Cell types, basement membranes, and connective structures that organize tissues and tumors can be found in length ranges ranging from microscopic organelles to entire organs (0.1 to >104 m). Hematoxylin, eosin (H&E) and immunohistochemical microscopy have long been the methods of choice for examining tissue architecture. In addition, clinical histopathology is still the main method used to diagnose and treat diseases such as cancer. However, classical histology needs to provide more molecular data to properly classify disease genes, analyze developmental pathways, or identify cell subtypes.
It is sufficient to identify cell types, assess cell states (dormant, proliferating, dying, etc.) and study cell signaling pathways using high-plex imaging of healthy and diseased tissues (also known as spatial proteomics). In a conserved 3D environment, high-plex imaging also depicts the morphologies and locations of acellular structures required for tissue integrity. The resolution, field of view, and diversity (plex) of high-plex imaging modalities vary, but they all provide 2D images of tissue sections that are typically 5–10 µm thick.

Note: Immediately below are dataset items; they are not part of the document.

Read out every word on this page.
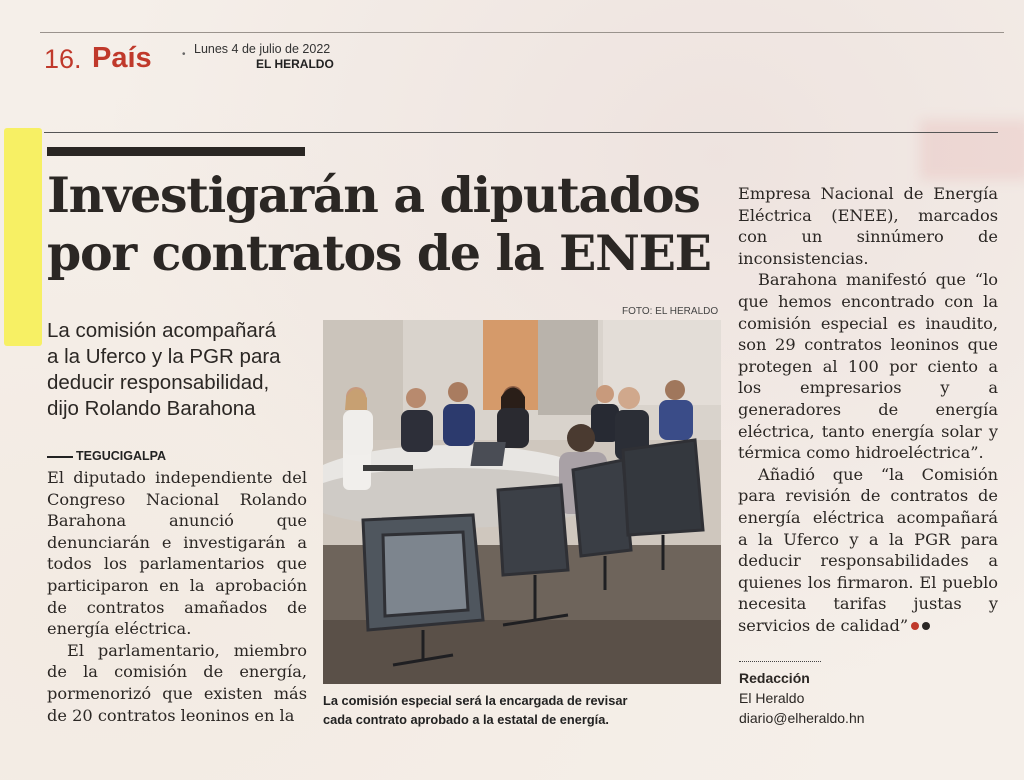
16. País	• Lunes 4 de julio de 2022
EL HERALDO
Investigarán a diputados
por contratos de la ENEE
La comisión acompañará
a la Uferco y la PGR para
deducir responsabilidad,
dijo Rolando Barahona
TEGUCIGALPA

El diputado independiente del Congreso Nacional Rolando Barahona anunció que denunciarán e investigarán a todos los parlamentarios que participaron en la aprobación de contratos amañados de energía eléctrica.

El parlamentario, miembro de la comisión de energía, pormenorizó que existen más de 20 contratos leoninos en la

FOTO: EL HERALDO
La comisión especial será la encargada de revisar
cada contrato aprobado a la estatal de energía.

Empresa Nacional de Energía Eléctrica (ENEE), marcados con un sinnúmero de inconsistencias.

Barahona manifestó que “lo que hemos encontrado con la comisión especial es inaudito, son 29 contratos leoninos que protegen al 100 por ciento a los empresarios y a generadores de energía eléctrica, tanto energía solar y térmica como hidroeléctrica”.

Añadió que “la Comisión para revisión de contratos de energía eléctrica acompañará a la Uferco y a la PGR para deducir responsabilidades a quienes los firmaron. El pueblo necesita tarifas justas y servicios de calidad”

Redacción
El Heraldo
diario@elheraldo.hn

The single-cell data generated by segmentation and quantification of multiplexed images perfectly complements the single-cell RNA sequencing (scRNASeq) data, which have greatly enhanced their understanding of healthy and pathological cells and tissues. However, unlike dissociative RNASeq, multiplex tissue imaging preserves morphological and spatial information. However, images of cultured cells, which have hitherto been the focus of biologically oriented imaging systems, are far more difficult to evaluate computationally than high-plex imaging data.
Techniques for cell segmentation of metazoans have undergone extensive development; However, segmenting tissue images poses a more difficult problem due to cell congestion and the diversity of cell shapes. Like the ubiquitous application of convolutional neural networks (CNNs) in image identification, object recognition, and synthetic imaging, segmentation algorithms using machine learning have recently become popular gone mainstream. Architectures such as ResNet, VGG16 and more recently UNet and Mask R-CNN have gained wide acceptance due to their ability to learn millions of parameters and generalize across datasets.
Since most cell types have only one cell nucleus, the localization of cell nuclei is an ideal starting point for segmentation of cultured cells and tissues. Nuclear stains with high signal-to-noise ratios are also common. Researchers have previously proposed two random forest-based approaches that use a set of decision trees to assign class probabilities to an image on a pixel-by-pixel basis, using multiple channels for class-by-pixel pixel classification. However, a major disadvantage of random forest models is that they are far less adaptive than CNNs. Therefore, much research needs to be done on the potential of leveraging CNNs with multi-channel data to improve core segmentation.
The most popular method of expanding training data to account for image artifacts is computational expansion, where images are randomly rotated, sheared, flipped, etc. before being preprocessed. This is done to prevent algorithms from capturing disjointed information about an image, including its orientation. Focus artifacts have so far been eliminated by using computed Gaussian blur to supplement training data. However, Gaussian blur is only a rough approximation of the blur present in any bandpass restricted optical imaging device, such as B. a real microscope, as well as the consequences of mismatched refractive indices and light scattering.
This research examines methods to improve the accuracy of multiplexed tissue images with typical imaging artifacts and image segmentation using machine learning techniques. By manually selecting a variety of normal tissues and tumors, they create a training and testing set with ground-truth annotations. They then used this data to measure the segmentation accuracy of three deep learning networks, each independently trained and tested: UNet, Mask R-CNN, and Pyramid Scene Parsing Network (PSPNet). The resulting models are a set of Universal Models for Identifying Cells and Segmenting Tissue (UnMICST), each based on a different type of ML network but using the same training data. Based on their study, they found two strategies to increase segmentation accuracy for all three networks. The first combines photographs of nuclear chromatin stained with DNA-intercalating dyes with photos of nuclear envelope staining (NES). The second involves natural augmentations—defined here as intentionally blurring and oversaturating photos in the training data to strengthen models against the types of artifacts seen in actual tissue images. They discover that the actual data enhancement far outperforms the traditional Gaussian blur enhancement and statistically improves the robustness of the model dramatically. The benefits of incorporating NES data and real augmentations are cumulative across different tissue types.
Try this paper and code. All credit for this research goes to the researchers on this project. Also don’t forget to participate our Reddit page and Discord Channelwhere we share the latest AI research news, cool AI projects and more.
Aneesh Tickoo is a Consulting Intern at MarktechPost. He is currently pursuing his bachelor’s degree in Data Science and Artificial Intelligence at Indian Institute of Technology (IIT), Bhilai. He spends most of his time working on projects that aim to harness the power of machine learning. His research interest is image processing and he is passionate about developing solutions for it. He loves interacting with people and working on interesting projects.